In January 2008, the Gallery received its largest single donation to date, a £5m gift from the US billionaire Randy Lerner.
In January 2012, Catherine, Duchess of Cambridge, announced the National Portrait Gallery as one of her official patronages.[16] Her portrait was unveiled in January 2013. The gallery holds nearly 20 portraits of Harriet Martineau and her brother James Martineau, whose great-nephew Francis Martineau Lupton was the Duchess's great-great-grandfather.[17]
Bodelwyddan Castle's partnership with the National Portrait Gallery came to an end in 2017 after its funding was cut by Denbighshire County Council.[18]
In June 2017 it was announced that the NPG has been awarded funding of £9.4 million from the Heritage Lottery Fund towards its major transformation programme Inspiring People, the Gallery's biggest ever development.[19] The Gallery had already raised over £7m of its £35.5m target. The building works were scheduled to start in 2020.[20][21]
In October 2019, a group of semi-naked environmental campaigners were drenched in fake oil, in the Ondaatje Wing main hall, as part of a protest against BP's sponsorship of a collection of pieces in the gallery. The protest performance piece, which was entitled Crude Truth, involve a clothed protester reciting a monologue in which they called upon arts organisations to sever ties with companies "funding extinction". Three activists covered in black liquid lay down for about five minutes on a plastic sheet before standing up again, wiping themselves down with towels, and cleaning up after themselves. The action, which was applauded by onlookers, passed uninterrupted.[22]
A major programme of refurbishment with the project name of "Inspiring People" led to the gallery's closure from 2020 to 2023. Some galleries closed by late May 2020, with full closure by July 2020. There were a number of planned exhibitions and collaborations around the UK to display parts of the collection while the gallery was closed.
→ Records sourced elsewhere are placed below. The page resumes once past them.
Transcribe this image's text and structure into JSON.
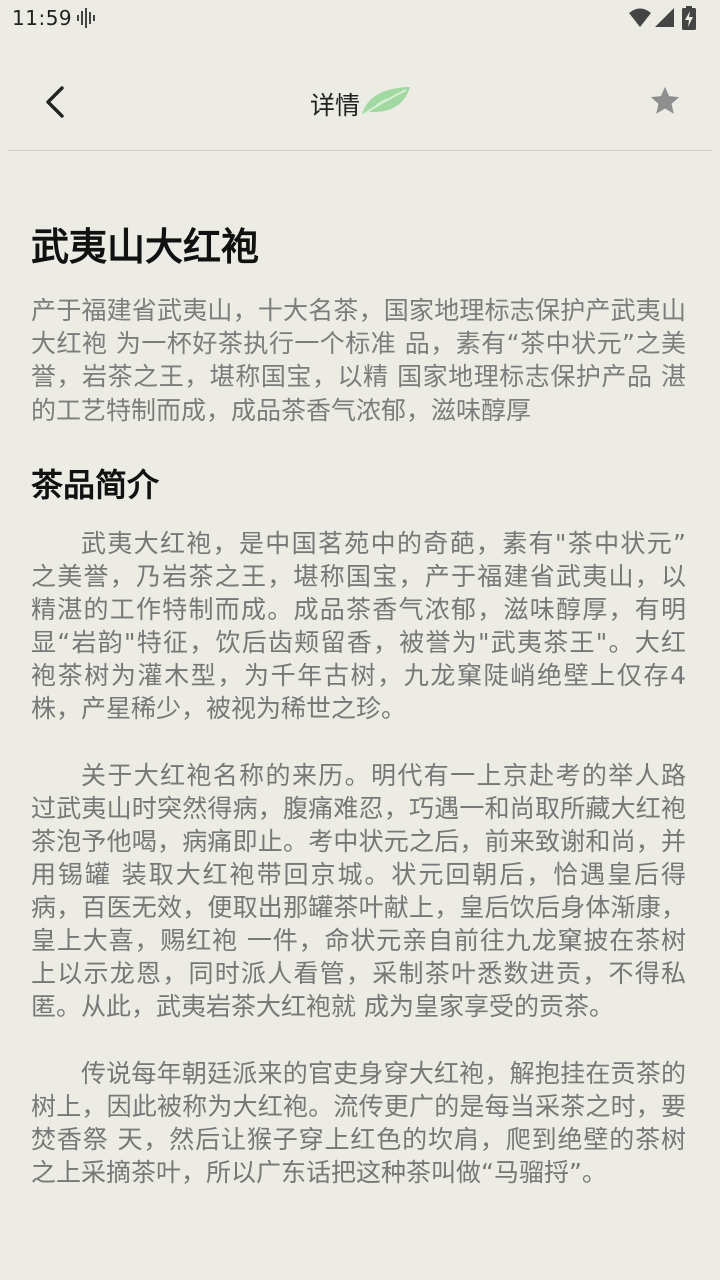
{
  "status_bar": {
    "time": "11:59"
  },
  "app_bar": {
    "title": "详情"
  },
  "colors": {
    "background": "#ecece4",
    "leaf": "#8fd08e",
    "summary_text": "#7c7c7c",
    "body_text": "#777777"
  },
  "icons": [
    "chevron-left-icon",
    "leaf-icon",
    "star-icon",
    "voice-icon",
    "wifi-icon",
    "signal-icon",
    "battery-charging-icon"
  ],
  "article": {
    "title": "武夷山大红袍",
    "summary": "产于福建省武夷山，十大名茶，国家地理标志保护产武夷山大红袍 为一杯好茶执行一个标准 品，素有“茶中状元”之美誉，岩茶之王，堪称国宝，以精 国家地理标志保护产品 湛的工艺特制而成，成品茶香气浓郁，滋味醇厚",
    "section_title": "茶品简介",
    "paragraphs": [
      "武夷大红袍，是中国茗苑中的奇葩，素有\"茶中状元” 之美誉，乃岩茶之王，堪称国宝，产于福建省武夷山，以 精湛的工作特制而成。成品茶香气浓郁，滋味醇厚，有明 显“岩韵\"特征，饮后齿颊留香，被誉为\"武夷茶王\"。大红 袍茶树为灌木型，为千年古树，九龙窠陡峭绝壁上仅存4 株，产星稀少，被视为稀世之珍。",
      "关于大红袍名称的来历。明代有一上京赴考的举人路 过武夷山时突然得病，腹痛难忍，巧遇一和尚取所藏大红袍茶泡予他喝，病痛即止。考中状元之后，前来致谢和尚，并用锡罐 装取大红袍带回京城。状元回朝后，恰遇皇后得病，百医无效，便取出那罐茶叶献上，皇后饮后身体渐康，皇上大喜，赐红袍 一件，命状元亲自前往九龙窠披在茶树上以示龙恩，同时派人看管，采制茶叶悉数进贡，不得私匿。从此，武夷岩茶大红袍就 成为皇家享受的贡茶。",
      "传说每年朝廷派来的官吏身穿大红袍，解抱挂在贡茶的树上，因此被称为大红袍。流传更广的是每当采茶之时，要焚香祭 天，然后让猴子穿上红色的坎肩，爬到绝壁的茶树之上采摘茶叶，所以广东话把这种茶叫做“马骝捋”。"
    ]
  }
}
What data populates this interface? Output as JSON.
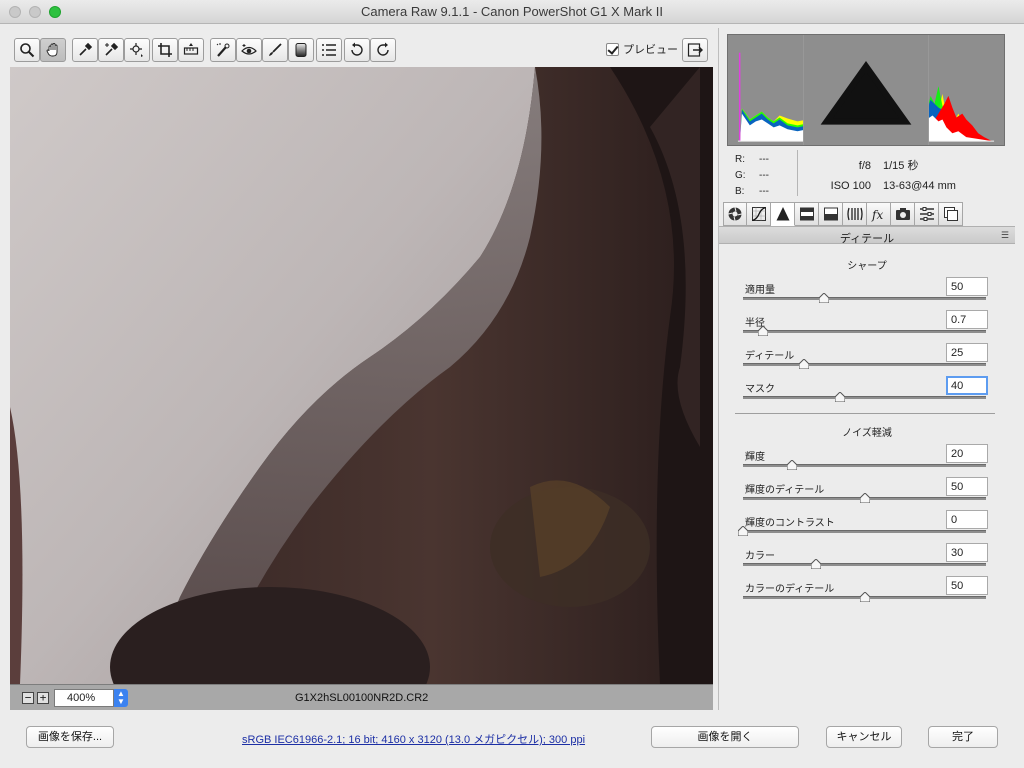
{
  "window": {
    "title": "Camera Raw 9.1.1  -  Canon PowerShot G1 X Mark II"
  },
  "toolbar": {
    "preview_label": "プレビュー",
    "tools": [
      {
        "name": "zoom-tool",
        "icon": "magnifier-icon"
      },
      {
        "name": "hand-tool",
        "icon": "hand-icon"
      },
      {
        "name": "white-balance-tool",
        "icon": "eyedropper-icon"
      },
      {
        "name": "color-sampler-tool",
        "icon": "color-sampler-icon"
      },
      {
        "name": "targeted-adjustment-tool",
        "icon": "target-adjust-icon"
      },
      {
        "name": "crop-tool",
        "icon": "crop-icon"
      },
      {
        "name": "straighten-tool",
        "icon": "level-icon"
      },
      {
        "name": "spot-removal-tool",
        "icon": "brush-heal-icon"
      },
      {
        "name": "red-eye-tool",
        "icon": "eye-icon"
      },
      {
        "name": "adjustment-brush-tool",
        "icon": "brush-icon"
      },
      {
        "name": "graduated-filter-tool",
        "icon": "gradient-icon"
      },
      {
        "name": "preferences-tool",
        "icon": "list-icon"
      },
      {
        "name": "rotate-ccw-tool",
        "icon": "rotate-left-icon"
      },
      {
        "name": "rotate-cw-tool",
        "icon": "rotate-right-icon"
      }
    ]
  },
  "statusbar": {
    "zoom": "400%",
    "filename": "G1X2hSL00100NR2D.CR2"
  },
  "info": {
    "r_label": "R:",
    "r_value": "---",
    "g_label": "G:",
    "g_value": "---",
    "b_label": "B:",
    "b_value": "---",
    "aperture": "f/8",
    "shutter": "1/15 秒",
    "iso": "ISO 100",
    "lens": "13-63@44 mm"
  },
  "panel": {
    "title": "ディテール",
    "sharpen_title": "シャープ",
    "noise_title": "ノイズ軽減",
    "sliders_sharpen": [
      {
        "label": "適用量",
        "value": "50",
        "level": 0.333
      },
      {
        "label": "半径",
        "value": "0.7",
        "level": 0.083
      },
      {
        "label": "ディテール",
        "value": "25",
        "level": 0.25
      },
      {
        "label": "マスク",
        "value": "40",
        "level": 0.4
      }
    ],
    "sliders_noise": [
      {
        "label": "輝度",
        "value": "20",
        "level": 0.2
      },
      {
        "label": "輝度のディテール",
        "value": "50",
        "level": 0.5
      },
      {
        "label": "輝度のコントラスト",
        "value": "0",
        "level": 0.0
      },
      {
        "label": "カラー",
        "value": "30",
        "level": 0.3
      },
      {
        "label": "カラーのディテール",
        "value": "50",
        "level": 0.5
      }
    ]
  },
  "bottom": {
    "save_label": "画像を保存...",
    "workflow_text": "sRGB IEC61966-2.1; 16 bit; 4160 x 3120 (13.0 メガピクセル); 300 ppi",
    "open_label": "画像を開く",
    "cancel_label": "キャンセル",
    "done_label": "完了"
  }
}
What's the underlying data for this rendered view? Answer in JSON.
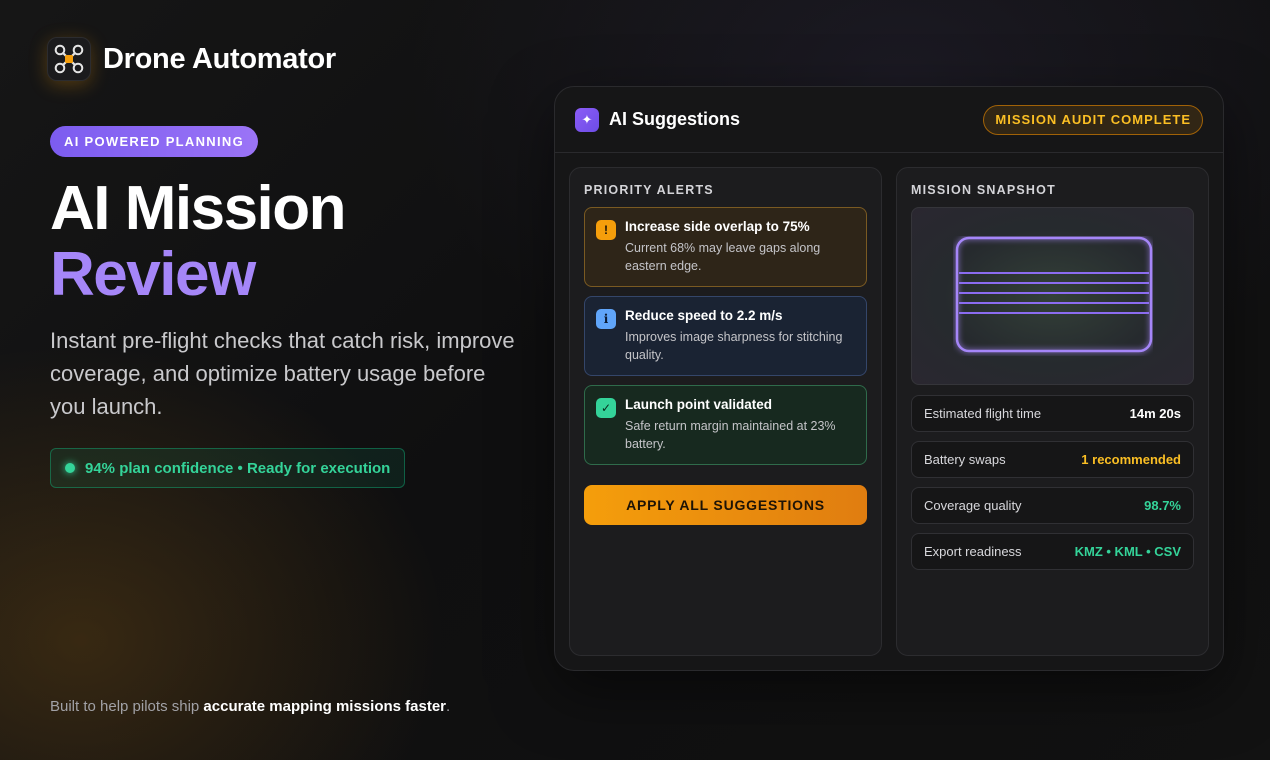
{
  "brand": {
    "name": "Drone Automator",
    "logo_icon": "drone-icon"
  },
  "hero": {
    "badge": "AI POWERED PLANNING",
    "title_line1": "AI Mission",
    "title_line2": "Review",
    "subtitle": "Instant pre-flight checks that catch risk, improve coverage, and optimize battery usage before you launch.",
    "confidence": "94% plan confidence • Ready for execution"
  },
  "panel": {
    "title": "AI Suggestions",
    "icon": "sparkle-icon",
    "status_badge": "MISSION AUDIT COMPLETE",
    "priority_alerts": {
      "heading": "PRIORITY ALERTS",
      "items": [
        {
          "type": "warning",
          "icon": "exclamation-icon",
          "icon_glyph": "!",
          "title": "Increase side overlap to 75%",
          "text": "Current 68% may leave gaps along eastern edge."
        },
        {
          "type": "info",
          "icon": "info-icon",
          "icon_glyph": "i",
          "title": "Reduce speed to 2.2 m/s",
          "text": "Improves image sharpness for stitching quality."
        },
        {
          "type": "success",
          "icon": "check-icon",
          "icon_glyph": "✓",
          "title": "Launch point validated",
          "text": "Safe return margin maintained at 23% battery."
        }
      ],
      "apply_button": "APPLY ALL SUGGESTIONS"
    },
    "snapshot": {
      "heading": "MISSION SNAPSHOT",
      "stats": [
        {
          "label": "Estimated flight time",
          "value": "14m 20s",
          "color": "#ffffff"
        },
        {
          "label": "Battery swaps",
          "value": "1 recommended",
          "color": "#fbbf24"
        },
        {
          "label": "Coverage quality",
          "value": "98.7%",
          "color": "#34d399"
        },
        {
          "label": "Export readiness",
          "value": "KMZ • KML • CSV",
          "color": "#34d399"
        }
      ]
    }
  },
  "footer": {
    "prefix": "Built to help pilots ship ",
    "bold": "accurate mapping missions faster",
    "suffix": "."
  },
  "colors": {
    "accent_purple": "#a586f8",
    "accent_amber": "#f59e0b",
    "accent_green": "#34d399",
    "info_blue": "#60a5fa"
  }
}
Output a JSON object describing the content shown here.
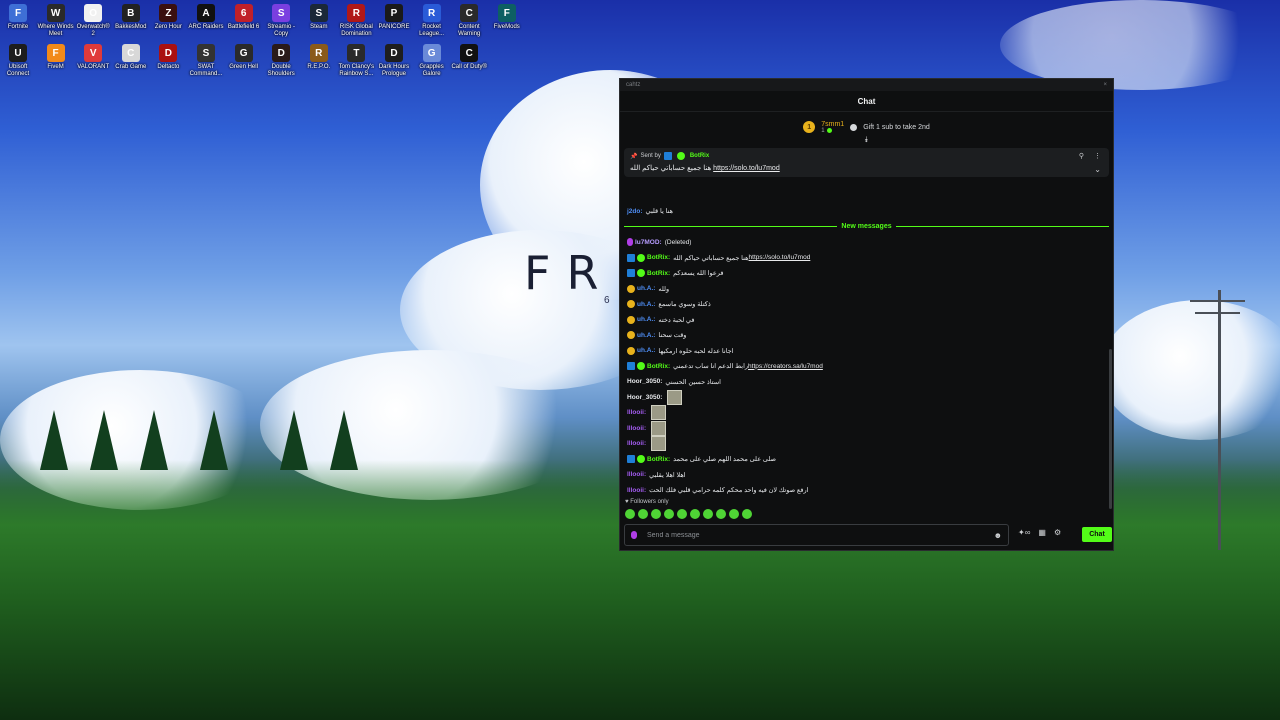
{
  "desktop": {
    "row1": [
      {
        "label": "Fortnite",
        "color": "#3e6fd6",
        "glyph": "F"
      },
      {
        "label": "Where Winds Meet",
        "color": "#2a2a2a",
        "glyph": "W"
      },
      {
        "label": "Overwatch® 2",
        "color": "#f1f1f1",
        "glyph": "O"
      },
      {
        "label": "BakkesMod",
        "color": "#222",
        "glyph": "B"
      },
      {
        "label": "Zero Hour",
        "color": "#3a1010",
        "glyph": "Z"
      },
      {
        "label": "ARC Raiders",
        "color": "#111",
        "glyph": "A"
      },
      {
        "label": "Battlefield 6",
        "color": "#c0202a",
        "glyph": "6"
      },
      {
        "label": "Streamio - Copy",
        "color": "#7a3fe0",
        "glyph": "S"
      },
      {
        "label": "Steam",
        "color": "#1b2838",
        "glyph": "S"
      },
      {
        "label": "RISK Global Domination",
        "color": "#b01818",
        "glyph": "R"
      },
      {
        "label": "PANICORE",
        "color": "#1a1a1a",
        "glyph": "P"
      },
      {
        "label": "Rocket League...",
        "color": "#2a5bd7",
        "glyph": "R"
      },
      {
        "label": "Content Warning",
        "color": "#2a2a2a",
        "glyph": "C"
      },
      {
        "label": "FiveMods",
        "color": "#0d5f63",
        "glyph": "F"
      }
    ],
    "row2": [
      {
        "label": "Ubisoft Connect",
        "color": "#1d1d1d",
        "glyph": "U"
      },
      {
        "label": "FiveM",
        "color": "#f28a1a",
        "glyph": "F"
      },
      {
        "label": "VALORANT",
        "color": "#e03a3a",
        "glyph": "V"
      },
      {
        "label": "Crab Game",
        "color": "#d8d8d8",
        "glyph": "C"
      },
      {
        "label": "Deltacto",
        "color": "#a11",
        "glyph": "D"
      },
      {
        "label": "SWAT Command...",
        "color": "#333",
        "glyph": "S"
      },
      {
        "label": "Green Hell",
        "color": "#2a2a2a",
        "glyph": "G"
      },
      {
        "label": "Double Shoulders",
        "color": "#2a1a1a",
        "glyph": "D"
      },
      {
        "label": "R.E.P.O.",
        "color": "#8a5a1a",
        "glyph": "R"
      },
      {
        "label": "Tom Clancy's Rainbow S...",
        "color": "#2a2a2a",
        "glyph": "T"
      },
      {
        "label": "Dark Hours Prologue",
        "color": "#1e1e1e",
        "glyph": "D"
      },
      {
        "label": "Grapples Galore",
        "color": "#6a8ad8",
        "glyph": "G"
      },
      {
        "label": "Call of Duty®",
        "color": "#111",
        "glyph": "C"
      }
    ],
    "bg_text": "FR",
    "bg_subtext": "6 F"
  },
  "window": {
    "titlebar_text": "cahtz",
    "close_glyph": "×",
    "header_title": "Chat"
  },
  "gifter": {
    "rank": "1",
    "name": "7smm1",
    "count": "1",
    "gift_text": "Gift 1 sub to take 2nd"
  },
  "pinned": {
    "sent_by_label": "Sent by",
    "sender": "BotRix",
    "message_text": "هنا جميع حساباتي حياكم الله",
    "message_link": "https://solo.to/lu7mod"
  },
  "messages": [
    {
      "user": "j2do",
      "user_color": "#4f8ff7",
      "text": "هنا يا قلبي",
      "badges": []
    },
    {
      "divider": "New messages"
    },
    {
      "user": "lu7MOD",
      "user_color": "#b69cff",
      "text": "(Deleted)",
      "badges": [
        "mic"
      ]
    },
    {
      "user": "BotRix",
      "user_color": "#53fc18",
      "text": "هنا جميع حساباتي حياكم الله",
      "link": "https://solo.to/lu7mod",
      "badges": [
        "bot",
        "ver"
      ]
    },
    {
      "user": "BotRix",
      "user_color": "#53fc18",
      "text": "فرعوا الله يسعدكم",
      "badges": [
        "bot",
        "ver"
      ]
    },
    {
      "user": "uh.A.",
      "user_color": "#4f8ff7",
      "text": "ولله",
      "badges": [
        "gold"
      ]
    },
    {
      "user": "uh.A.",
      "user_color": "#4f8ff7",
      "text": "ذكتلة وسوي ماسمع",
      "badges": [
        "gold"
      ]
    },
    {
      "user": "uh.A.",
      "user_color": "#4f8ff7",
      "text": "في لحبة دخته",
      "badges": [
        "gold"
      ]
    },
    {
      "user": "uh.A.",
      "user_color": "#4f8ff7",
      "text": "وقت سحنا",
      "badges": [
        "gold"
      ]
    },
    {
      "user": "uh.A.",
      "user_color": "#4f8ff7",
      "text": "اجانا عدله لحبه حلوه ارمكيها",
      "badges": [
        "gold"
      ]
    },
    {
      "user": "BotRix",
      "user_color": "#53fc18",
      "text": "رابط الدعم انا ساب تدعمني",
      "link": "https://creators.sa/lu7mod",
      "badges": [
        "bot",
        "ver"
      ]
    },
    {
      "user": "Hoor_3050",
      "user_color": "#e4e6e9",
      "text": "استاذ حسين الحسني",
      "badges": []
    },
    {
      "user": "Hoor_3050",
      "user_color": "#e4e6e9",
      "text": "",
      "emote": true,
      "badges": []
    },
    {
      "user": "lllooii",
      "user_color": "#a35cf0",
      "text": "",
      "emote": true,
      "badges": []
    },
    {
      "user": "lllooii",
      "user_color": "#a35cf0",
      "text": "",
      "emote": true,
      "badges": []
    },
    {
      "user": "lllooii",
      "user_color": "#a35cf0",
      "text": "",
      "emote": true,
      "badges": []
    },
    {
      "user": "BotRix",
      "user_color": "#53fc18",
      "text": "صلى على محمد اللهم صلي على محمد",
      "badges": [
        "bot",
        "ver"
      ]
    },
    {
      "user": "lllooii",
      "user_color": "#a35cf0",
      "text": "اهلا اهلا يقلبي",
      "badges": []
    },
    {
      "user": "lllooii",
      "user_color": "#a35cf0",
      "text": "ارفع صوتك لان فيه واحد محكم كلمه حرامي قلبي فلك الحت",
      "badges": []
    }
  ],
  "followers_label": "Followers only",
  "input": {
    "placeholder": "Send a message",
    "emoji_glyph": "☻"
  },
  "tools": {
    "points_label": "∞"
  },
  "chat_button": "Chat",
  "colors": {
    "accent": "#53fc18",
    "bg": "#0e0f10"
  }
}
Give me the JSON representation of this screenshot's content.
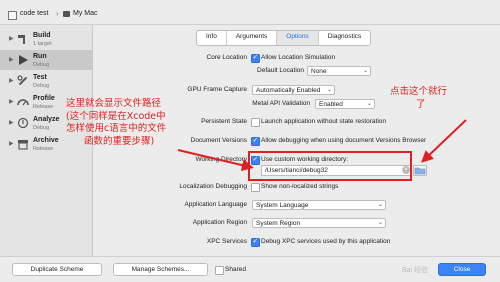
{
  "toolbar": {
    "scheme": "code test",
    "destination": "My Mac"
  },
  "sidebar": {
    "items": [
      {
        "title": "Build",
        "sub": "1 target",
        "selected": false,
        "expanded": true,
        "icon": "hammer-icon"
      },
      {
        "title": "Run",
        "sub": "Debug",
        "selected": true,
        "expanded": true,
        "icon": "play-icon"
      },
      {
        "title": "Test",
        "sub": "Debug",
        "selected": false,
        "expanded": true,
        "icon": "wrench-icon"
      },
      {
        "title": "Profile",
        "sub": "Release",
        "selected": false,
        "expanded": true,
        "icon": "gauge-icon"
      },
      {
        "title": "Analyze",
        "sub": "Debug",
        "selected": false,
        "expanded": true,
        "icon": "analyze-icon"
      },
      {
        "title": "Archive",
        "sub": "Release",
        "selected": false,
        "expanded": true,
        "icon": "archive-icon"
      }
    ]
  },
  "tabs": [
    {
      "label": "Info",
      "active": false
    },
    {
      "label": "Arguments",
      "active": false
    },
    {
      "label": "Options",
      "active": true
    },
    {
      "label": "Diagnostics",
      "active": false
    }
  ],
  "options": {
    "core_location_label": "Core Location",
    "allow_location_sim": "Allow Location Simulation",
    "default_location_label": "Default Location",
    "default_location_value": "None",
    "gpu_capture_label": "GPU Frame Capture",
    "gpu_capture_value": "Automatically Enabled",
    "metal_api_label": "Metal API Validation",
    "metal_api_value": "Enabled",
    "persistent_state_label": "Persistent State",
    "launch_without_restore": "Launch application without state restoration",
    "document_versions_label": "Document Versions",
    "allow_debugging_versions": "Allow debugging when using document Versions Browser",
    "working_dir_label": "Working Directory",
    "use_custom_working_dir": "Use custom working directory:",
    "working_dir_path": "/Users/tianci/debug32",
    "localization_debugging_label": "Localization Debugging",
    "show_nonlocalized": "Show non-localized strings",
    "app_language_label": "Application Language",
    "app_language_value": "System Language",
    "app_region_label": "Application Region",
    "app_region_value": "System Region",
    "xpc_label": "XPC Services",
    "xpc_debug": "Debug XPC services used by this application"
  },
  "annotations": {
    "left_lines": [
      "这里就会显示文件路径",
      "(这个同样是在Xcode中",
      "怎样使用c语言中的文件",
      "函数的重要步骤)"
    ],
    "right_lines": [
      "点击这个就行",
      "了"
    ],
    "color": "#e02020"
  },
  "footer": {
    "duplicate": "Duplicate Scheme",
    "manage": "Manage Schemes...",
    "shared": "Shared",
    "close": "Close",
    "watermark": "Bai 经验"
  }
}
These included exhibitions starting at the York Art Gallery in 2021, the Holburne Museum, Bath (Tudor portraits, 2022), and museums in Liverpool, Newcastle, Coventry and Edinburgh, which later toured to other venues. Other partners included the National Trust, the National Maritime Museum and the National Gallery. In London, the shops and restaurants closed, but the Heinz Archive and Library remained open. Another programme, called "Coming Home", loaned portraits of individual people to museums in their home towns. Exhibitions also travelled to Japan, Australia and the United States.[23]
The "Inspiring People" project "comprises a comprehensive redisplay of the Collection from the Tudors to now, combined with a complete refurbishment of the building, the creation of new public spaces, a more welcoming visitor entrance and public forecourt, and a new state of the art Learning Centre". The East Wing returned to being gallery space, with its own new street entrance.[23]
The refurbishment cost £41 million, was designed by the architect Jamie Fobert and Purcell and the main contractor was Gilbert-Ash.[24][25] It added new galleries, learning spaces, restaurants and a public forecourt. The gallery's main entrance was moved and features three new 4 m (13 ft) bronze doors which carry 45 portraits of un-named women, drawn by Tracey Emin.[26][27]
The gallery was reopened by the Princess of Wales on 20 June 2023 and she met Sir Paul McCartney whose photography exhibition was the first major show in the new space and viewed the Portrait of Omai by Sir Joshua Reynolds, which the gallery had just acquired jointly with the Getty Museum in Los Angeles, for £50 million.[28] The gallery reopened to the public on 22 June. In 2024 the Inspiring People project was short-listed for the RIBA Stirling prize.[29]
In addition to the busts of the three founders of the gallery over the entrance, the exterior of two of the original 1896 buildings are decorated with stone busts of eminent portrait artists, biographical writers and historians. These busts, sculpted by Frederick R. Thomas, portray James Granger, William Faithorne, Edmund Lodge, Thomas Fuller, The Earl of Clarendon, Horace Walpole, Hans Holbein the Younger, Sir Anthony van Dyck, Sir Peter Lely, Sir Godfrey Kneller, Louis François Roubiliac, William Hogarth, Sir Joshua Reynolds, Sir Thomas Lawrence and Sir Francis Chantrey.[7]
The National Portrait Gallery is an executive non-departmental public body of the UK Government, sponsored by the Department for Digital, Culture, Media and Sport.[30]
The National Portrait Gallery's total income in 2007–2008 amounted to £16,610,000, the majority of which came from government grant-in-aid (£7,038,000) and donations (£4,117,000).[31] As of 31 March 2008, its net assets amounted to £69,251,000.[31] In 2008, the NPG had 218 full-time equivalent employees.[31] It is an exempt charity under English law.[32]
On 14 July 2009, the National Portrait Gallery sent a demand letter alleging breach of copyright against an editor-user of Wikipedia, who downloaded thousands of high-resolution reproductions of public domain paintings from the NPG website, and placed them on Wikipedia's sister media repository site, Wikimedia Commons.[39][40] The gallery's position was that it held copyright in the digital images uploaded to Wikimedia Commons, and that it had made a significant financial investment in creating these digital reproductions. Whereas single-file low resolution images were already available on its website, the images added to Wikimedia Commons were re-integrated from separate files after the user "found a way to get around their software and download high-resolution images without permission."[39]
In 2012, the Gallery licensed 53,000 low-resolution images under a Creative Commons licence, making them available free of charge for non-commercial use. A further 87,000 high-resolution images are available for academic use under the gallery's own licence that invites donations in return; previously, the gallery charged for high-resolution images.[41]
As of 2012[update], 100,000 images, around a third of the Gallery's collection, had been digitised.[41]